Fresh from their successful efforts to persuade Congress and the president to dramatically increase federal biomedical research funding, the nation's medical school deans are now working to prioritize which issues to tackle over the next several years.
The menu of issues is huge: There are crises in access to and cost of health care, an inadequate emphasis on preventive and primary care services, wide variations in health care utilization and quality of care, and a pace of translational research that many believe is much too slow.
“We're asking ourselves, what should we take on in the next 3–5 years, and how can we as medical school leaders maximize our value and contribution?” Dr. E. Albert Reece, who chairs the Association of American Medical Colleges' Council of Deans, said in an interview. The council identifies issues affecting academic medicine and develops strategies to deal with them.
When Dr. Reece assumed the council chairmanship last October, biomedical research funding was the top issue.
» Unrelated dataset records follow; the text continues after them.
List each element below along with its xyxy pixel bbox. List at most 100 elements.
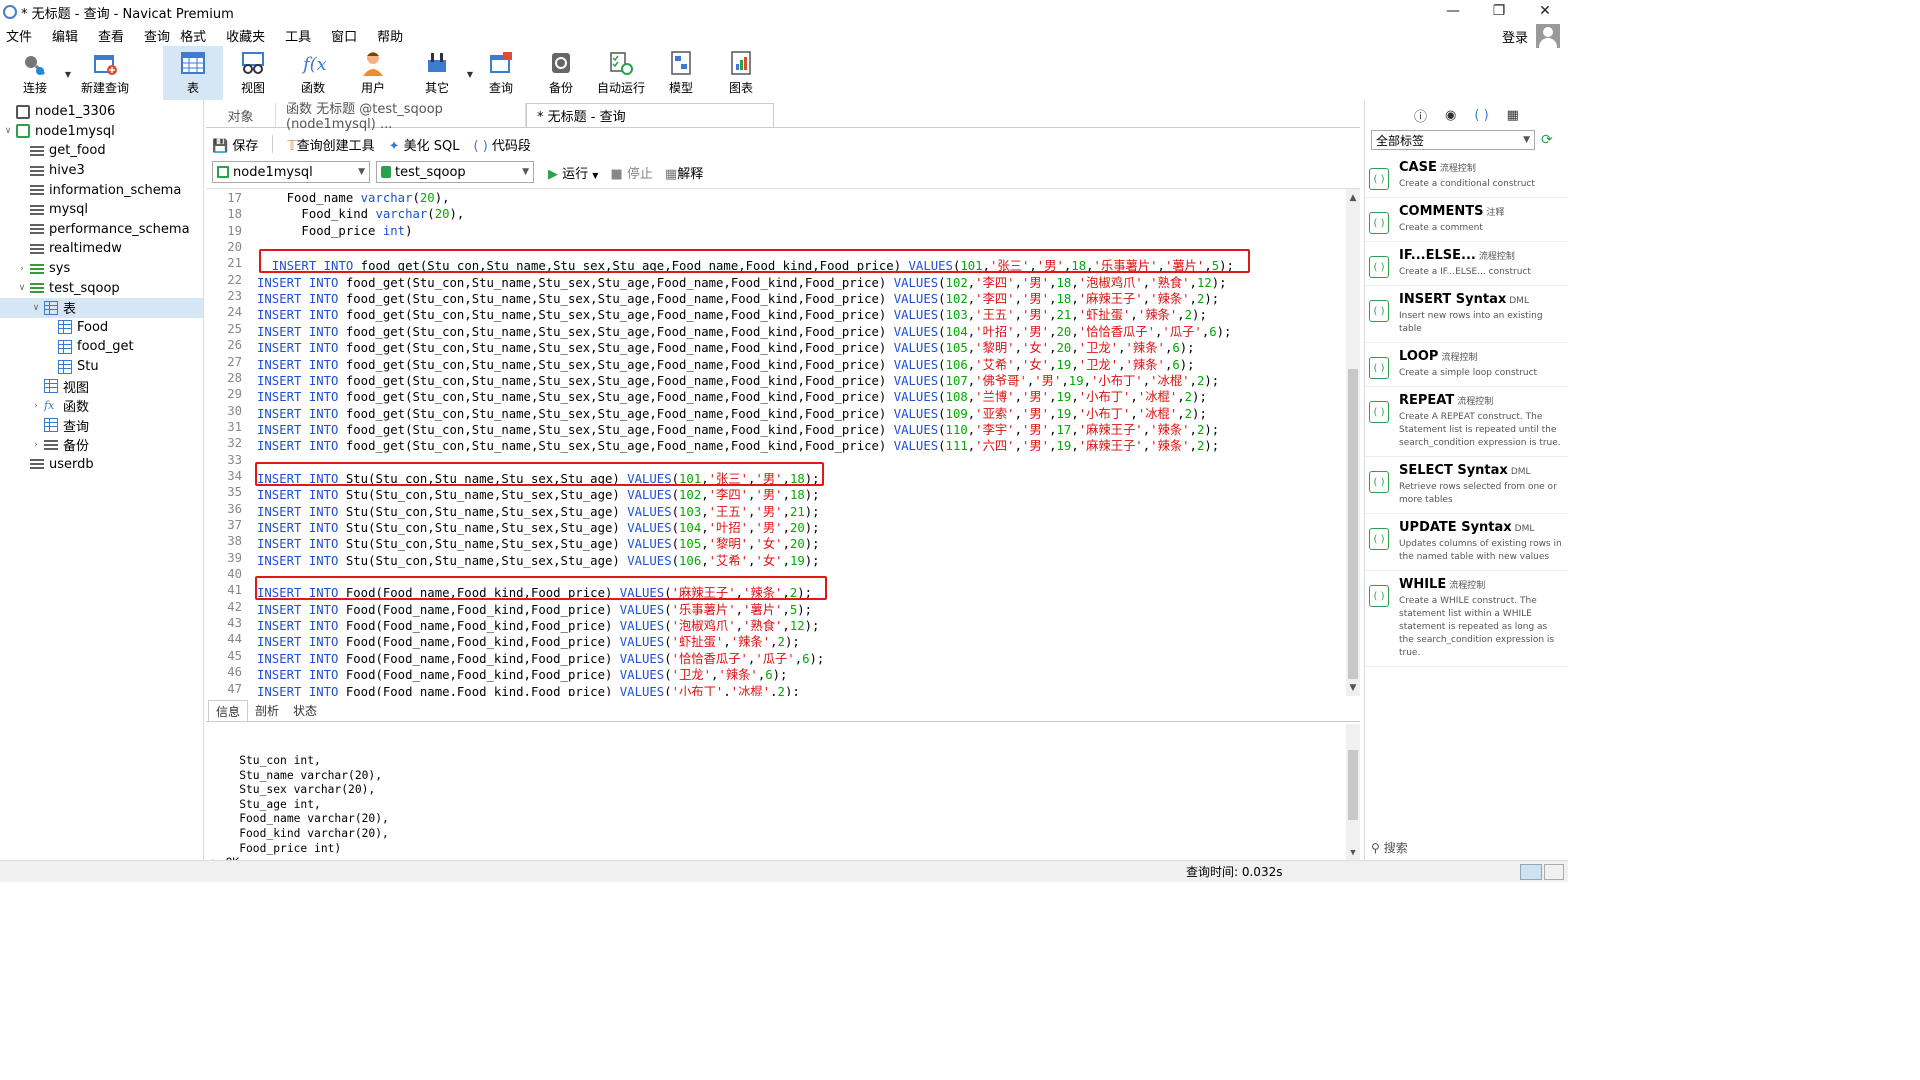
menu-window[interactable]: 窗口 [331, 26, 357, 45]
chevron-right-icon[interactable]: › [30, 401, 42, 411]
snippet-item[interactable]: ( ) INSERT Syntax DML Insert new rows into … [1365, 286, 1568, 343]
backup-button[interactable]: 备份 [531, 46, 591, 100]
view-button[interactable]: 视图 [223, 46, 283, 100]
login-label[interactable]: 登录 [1502, 27, 1528, 46]
scroll-up-icon[interactable]: ▲ [1346, 193, 1360, 203]
chevron-right-icon[interactable]: › [30, 440, 42, 450]
scroll-thumb[interactable] [1348, 369, 1358, 679]
tab-status[interactable]: 状态 [286, 700, 324, 721]
add-snippet-icon[interactable]: ⟳ [1541, 132, 1553, 148]
autorun-button[interactable]: 自动运行 [591, 46, 651, 100]
scroll-down-icon[interactable]: ▼ [1346, 683, 1360, 693]
code-line[interactable]: INSERT INTO Food(Food_name,Food_kind,Foo… [257, 682, 800, 697]
stop-button[interactable]: ■ 停止 [610, 163, 652, 182]
tag-filter-select[interactable]: 全部标签 ▼ [1371, 130, 1535, 150]
tree-item[interactable]: ∨ 表 [0, 297, 203, 318]
code-line[interactable]: INSERT INTO Food(Food_name,Food_kind,Foo… [257, 632, 800, 650]
code-line[interactable]: INSERT INTO food_get(Stu_con,Stu_name,St… [257, 289, 1219, 307]
code-line[interactable]: INSERT INTO food_get(Stu_con,Stu_name,St… [257, 436, 1219, 454]
beautify-sql-button[interactable]: ✦ 美化 SQL [389, 135, 460, 154]
code-line[interactable]: INSERT INTO Stu(Stu_con,Stu_name,Stu_sex… [257, 502, 820, 520]
tree-item[interactable]: 查询 [0, 416, 203, 436]
menu-tools[interactable]: 工具 [285, 26, 311, 45]
snippet-item[interactable]: ( ) REPEAT 流程控制 Create A REPEAT construct. … [1365, 387, 1568, 457]
tree-item[interactable]: hive3 [0, 161, 203, 181]
code-snippet-button[interactable]: ( ) 代码段 [474, 135, 531, 154]
search-input[interactable]: 搜索 [1384, 839, 1408, 856]
user-button[interactable]: 用户 [343, 46, 403, 100]
tree-item[interactable]: 视图 [0, 376, 203, 396]
save-button[interactable]: 💾 保存 [212, 135, 258, 154]
info-icon[interactable]: ⓘ [1414, 106, 1427, 125]
snippet-item[interactable]: ( ) IF...ELSE... 流程控制 Create a IF...ELSE...… [1365, 242, 1568, 286]
login-area[interactable]: 登录 [1502, 24, 1560, 48]
tree-item[interactable]: get_food [0, 141, 203, 161]
grid-icon[interactable]: ▦ [1507, 108, 1519, 123]
tree-item[interactable]: › fx 函数 [0, 396, 203, 416]
tab-function-editor[interactable]: 函数 无标题 @test_sqoop (node1mysql) ... [276, 102, 526, 132]
menu-format[interactable]: 格式 [180, 26, 206, 45]
code-line[interactable]: Food_name varchar(20), [257, 191, 450, 205]
chevron-down-icon[interactable]: ∨ [2, 126, 14, 136]
code-line[interactable]: INSERT INTO food_get(Stu_con,Stu_name,St… [257, 338, 1195, 356]
scroll-down-icon[interactable]: ▼ [1346, 848, 1360, 858]
model-button[interactable]: 模型 [651, 46, 711, 100]
code-line[interactable]: INSERT INTO food_get(Stu_con,Stu_name,St… [257, 371, 1219, 389]
tree-item[interactable]: mysql [0, 200, 203, 220]
connection-select[interactable]: node1mysql ▼ [212, 161, 370, 183]
chart-button[interactable]: 图表 [711, 46, 771, 100]
database-select[interactable]: test_sqoop ▼ [376, 161, 534, 183]
explain-button[interactable]: ▦解释 [665, 163, 703, 182]
menu-edit[interactable]: 编辑 [52, 26, 78, 45]
tab-profile[interactable]: 剖析 [248, 700, 286, 721]
snippet-search[interactable]: ⚲ 搜索 [1371, 839, 1408, 856]
query-button[interactable]: 查询 [471, 46, 531, 100]
tree-item[interactable]: node1_3306 [0, 102, 203, 122]
tab-info[interactable]: 信息 [208, 700, 249, 721]
tree-item[interactable]: › 备份 [0, 435, 203, 455]
ddl-icon[interactable]: ◉ [1445, 108, 1456, 123]
minimize-button[interactable]: — [1430, 0, 1476, 22]
layout-toggle-icon[interactable] [1520, 863, 1542, 880]
tree-item[interactable]: realtimedw [0, 239, 203, 259]
code-line[interactable]: INSERT INTO Stu(Stu_con,Stu_name,Stu_sex… [257, 518, 820, 536]
code-line[interactable]: INSERT INTO food_get(Stu_con,Stu_name,St… [257, 387, 1207, 405]
code-line[interactable]: INSERT INTO Stu(Stu_con,Stu_name,Stu_sex… [257, 485, 820, 503]
tree-item[interactable]: ∨ test_sqoop [0, 278, 203, 298]
code-line[interactable]: INSERT INTO food_get(Stu_con,Stu_name,St… [257, 420, 1219, 438]
sql-editor[interactable]: 17 Food_name varchar(20), 18 Food_kind va… [206, 188, 1360, 696]
tree-item[interactable]: information_schema [0, 180, 203, 200]
code-line[interactable]: INSERT INTO Food(Food_name,Food_kind,Foo… [257, 665, 787, 683]
code-line[interactable]: Food_kind varchar(20), [257, 207, 464, 221]
menu-favorites[interactable]: 收藏夹 [226, 26, 265, 45]
tab-objects[interactable]: 对象 [206, 103, 276, 127]
code-line[interactable]: INSERT INTO food_get(Stu_con,Stu_name,St… [257, 305, 1207, 323]
maximize-button[interactable]: ❐ [1476, 0, 1522, 22]
tree-item[interactable]: performance_schema [0, 220, 203, 240]
code-line[interactable]: INSERT INTO Food(Food_name,Food_kind,Foo… [257, 616, 819, 634]
code-snippet-icon[interactable]: ( ) [1474, 108, 1488, 123]
other-button[interactable]: 其它 ▼ [407, 46, 473, 100]
snippet-item[interactable]: ( ) CASE 流程控制 Create a conditional construc… [1365, 154, 1568, 198]
code-line[interactable]: INSERT INTO food_get(Stu_con,Stu_name,St… [257, 355, 1195, 373]
chevron-down-icon[interactable]: ∨ [16, 283, 28, 293]
new-query-button[interactable]: 新建查询 [73, 46, 137, 100]
tree-item[interactable]: userdb [0, 455, 203, 475]
tree-item[interactable]: › sys [0, 259, 203, 279]
tree-item[interactable]: ∨ node1mysql [0, 122, 203, 142]
menu-file[interactable]: 文件 [6, 26, 32, 45]
chevron-right-icon[interactable]: › [16, 264, 28, 274]
editor-scrollbar[interactable]: ▲ ▼ [1346, 189, 1360, 696]
scroll-thumb[interactable] [1348, 750, 1358, 820]
info-scrollbar[interactable]: ▲ ▼ [1346, 724, 1360, 860]
code-line[interactable]: INSERT INTO food_get(Stu_con,Stu_name,St… [257, 322, 1231, 340]
code-line[interactable]: INSERT INTO Food(Food_name,Food_kind,Foo… [257, 649, 824, 667]
tree-item[interactable]: Food [0, 318, 203, 338]
query-builder-button[interactable]: 𝕋查询创建工具 [287, 135, 374, 154]
menu-help[interactable]: 帮助 [377, 26, 403, 45]
layout-toggle-icon-2[interactable] [1544, 863, 1564, 880]
code-line[interactable]: INSERT INTO Stu(Stu_con,Stu_name,Stu_sex… [257, 551, 820, 569]
snippet-item[interactable]: ( ) COMMENTS 注释 Create a comment [1365, 198, 1568, 242]
close-button[interactable]: ✕ [1522, 0, 1568, 22]
snippet-item[interactable]: ( ) LOOP 流程控制 Create a simple loop construc… [1365, 343, 1568, 387]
Since 2004, the budget of the National Institutes of Health had been reduced by 13% after factoring in inflation—a trend that leaders at the AAMC argued was slowing progress on critical research programs and creating a backlog of unfunded and underfunded biomedical research projects.
“Our approach with Congress and with the Obama transition team, and then the administration, was to point out how academic medical centers create a huge amount of economic activity,” said Dr. Reece, vice president for medical affairs at the University of Maryland and dean of the university's school of medicine in Baltimore.
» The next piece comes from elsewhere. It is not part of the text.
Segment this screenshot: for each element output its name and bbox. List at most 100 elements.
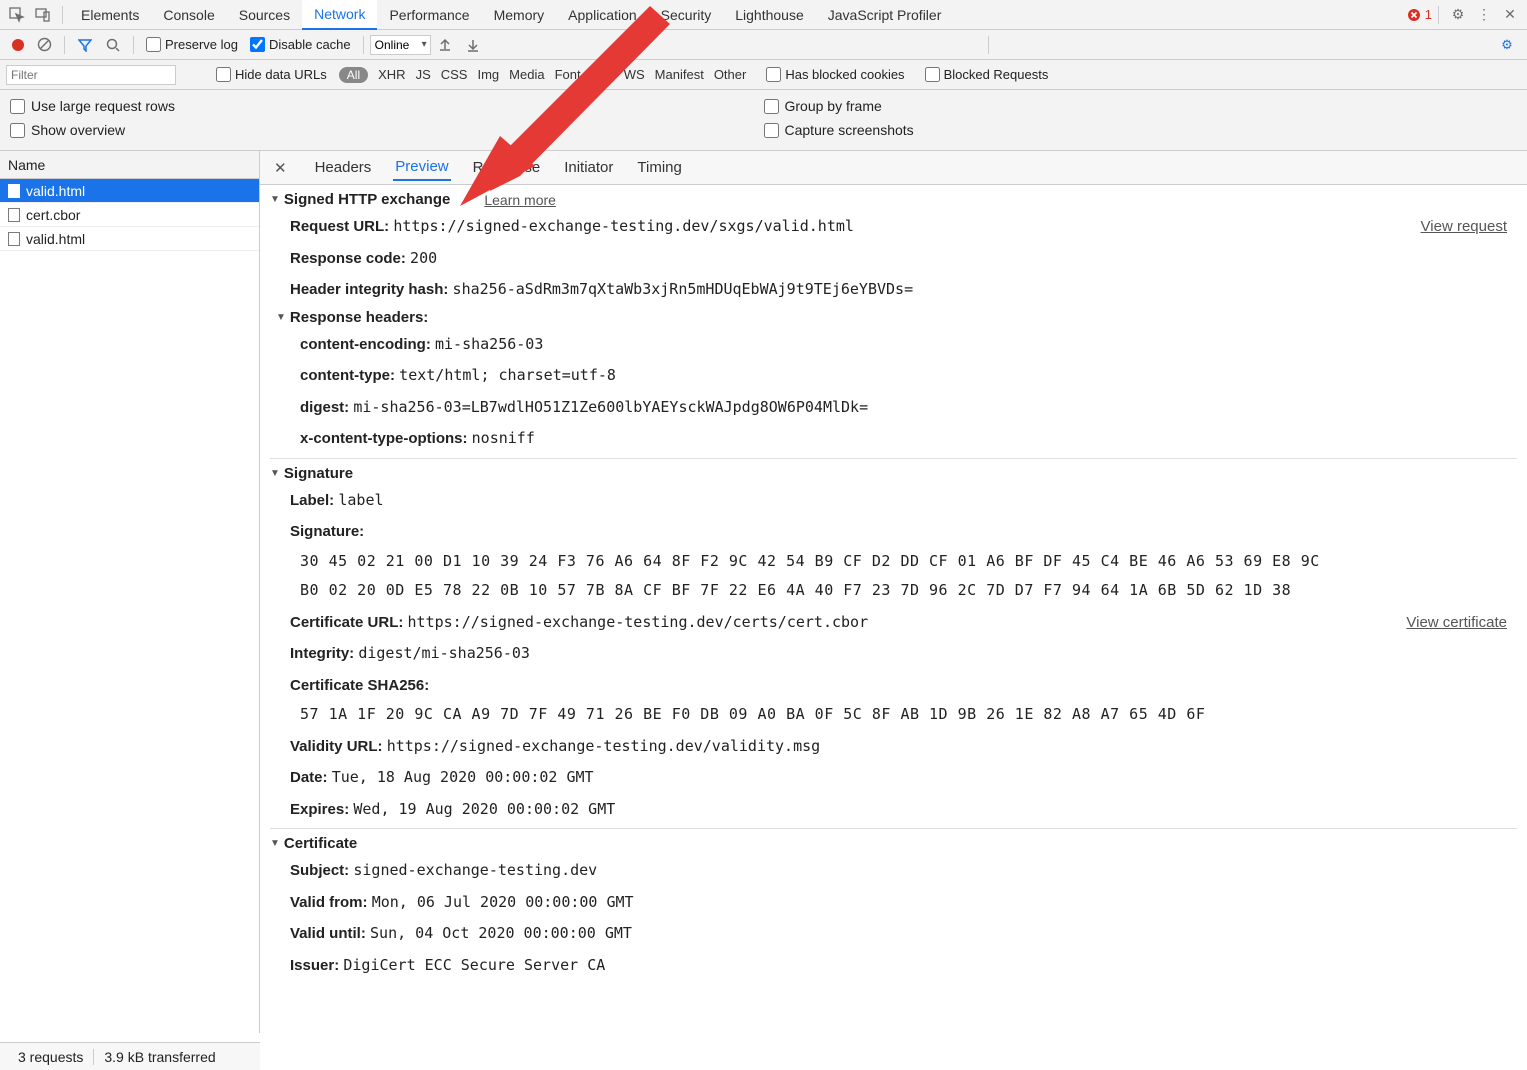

The combined economic impact of the nation's 130 academic medical centers exceeded $450 billion during 2005, according to the AAMC, with academic medical centers responsible for the creation of more than 3 million jobs. “That's 1 out of 48 wage earners in the U.S.,” said Dr. Reece, also the John Z. and Akiko K. Bowers Distinguished Professor at the university.
In their meetings with legislators and other national leaders, Dr. Reece and his colleagues from other medical schools emphasized the “ripple effect” of declining funding—how it thwarts the careers of young scientists and physicians interested in bench-to-bedside research, slows the amount and pace of such translational research, and ultimately adversely affects patient care.
The $787 billion Recovery Act, formally called the American Recovery and Reinvestment Act of 2009, directed $10 billion in new funds to the NIH—equivalent to a third of the institute's $29.5 billion annual budget and an amount higher than the deans and other supporters of increased funding had expected. Sen. Arlen Specter (R-Pa.) championed the new funding.
Now, said Dr. Reece, in addition to sustaining ongoing research, the deans will continue to explore and implement other ways of attracting more physician-scientists to academic medicine—a need identified by the Institute of Medicine's Clinical Research Roundtable (CRR) that, from 2000 to 2005, studied the challenges facing clinical research.
Easing loan repayments was among the many ideas examined by the CRR, said Dr. Reece, who served on the roundtable.
In an interview before an early April retreat of the Council of Deans, Dr. Reece said other questions for the medical school deans—questions that could drive the choice of issues for new or renewed focus—involve “maximizing the impact of research” and better preparing graduates for the future.
Deans have played a “very active role” in securing more biomedical research funding, Dr. John E. Prescott, chief academic officer at the AAMC, said in an interview. They are now “leading efforts” on access to treatment and the quality of care.